Interest rates went up substantially because of the Fed aggressively raising interest rates with the Fed Funds Rate rising from essentially zero at the start of the year to 4.50% at the end of it. 10 Year Treasury rates, as mentioned above, also rose but only by half that amount, leaving the interest rate markets in the extraordinary position of offering investors higher rates of return for lending to the US Treasury for one day than for thirty years. If you think that is unusual you are exactly correct. It is.

So next we ask, why did the Fed believe it was a good idea to raise interest rates so aggressively last year? You know the answer to that question as well. A word we hadn’t heard for awhile until last year. Inflation. So finally, we get to the single most important question of all; the cause that explains the effects we’ve discussed thus far. Why, after having gone AWOL for so many years, did inflation reappear in 2022 or, more accurately, in 2021? Now we need to get to the correct starting point for the various parts of our analysis to fall together into a hopefully neat and comprehensible narrative. THE PANDEMIC. Closing down the global economy was a very large deal. So large it had never happened before in the entirety of human existence. Exiling working people from the work force left tens of millions of us dependent upon the federal government for our financial support. But our uncle was not Uncle Scrooge but rather the most generous person whom you can imagine. So generous in fact, that it left American’s with $2.3 trillion more in their bank accounts after the lockdowns end than before it. For those counting, that is a 2.3 followed by ELEVEN zeroes. Even in an economy of $25 trillion that is a great deal of money.
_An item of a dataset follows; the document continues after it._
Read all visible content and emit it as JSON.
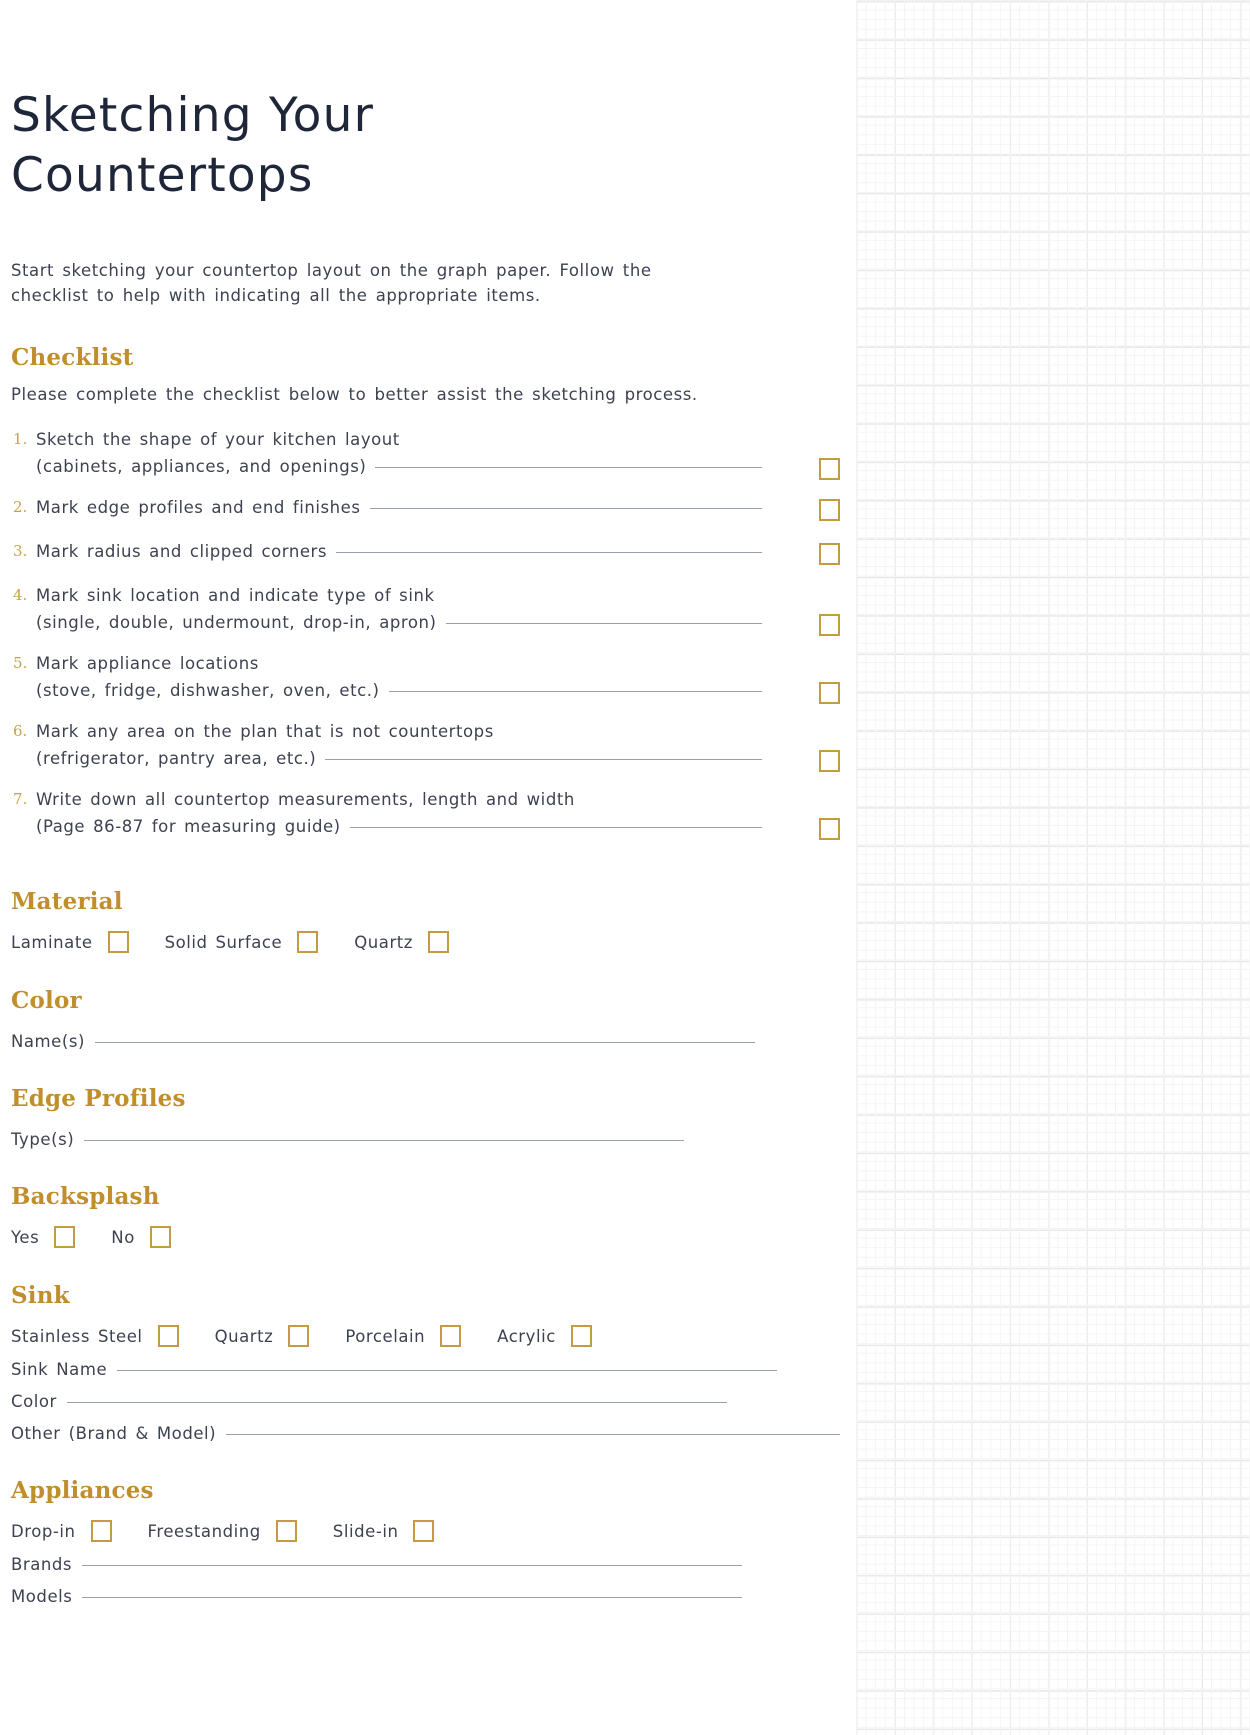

We had all that money to spend but, outside of receiving visits from the Amazon truck, not many places to spend it. As the economy rose from the horizontal and struggled to go vertical there was an additional problem; supply chains. The stuff people wanted to buy either couldn’t get produced because of producers’ inability to get the stuff to make it or, even if they could make it, they couldn’t get it to you. So, if we connect the dots, the picture we see is a great deal of money available to buy things that had a great deal of difficulty being produced leading to…you guessed it. Higher prices, aka inflation.

Now, you may be thinking two things. The first being that if the pandemic caused inflation, then why did the Federal Reserve need to raise interest rates given that the pandemic (here we fold our fingers together in prayer) was a “one and done” event leading one to believe that inflation was going to go down even if the Fed had done nada? I really don’t know. If you would like to call the Federal Reserve and ask them their phone number is 1-888-851-1920. Really. The second thing you may be thinking is, “the pandemic will have happened three years ago in just a couple of months. Isn’t that getting to be kind of a long time ago?.” Again, you are correct. It is also correct that while the global economy is a very large lake, the shutting down of the global economy was a very large boulder to drop into the middle of it. To this very day its rippling effects continue to radiate outwards but with a steadily diminishing effect. So, we are getting back to life as it was pre-pandemic. The economy will grow. The markets will rise. Jerome Powell will cease his impersonation of your most mischievous family member. The sun is preparing to shine ever more brightly.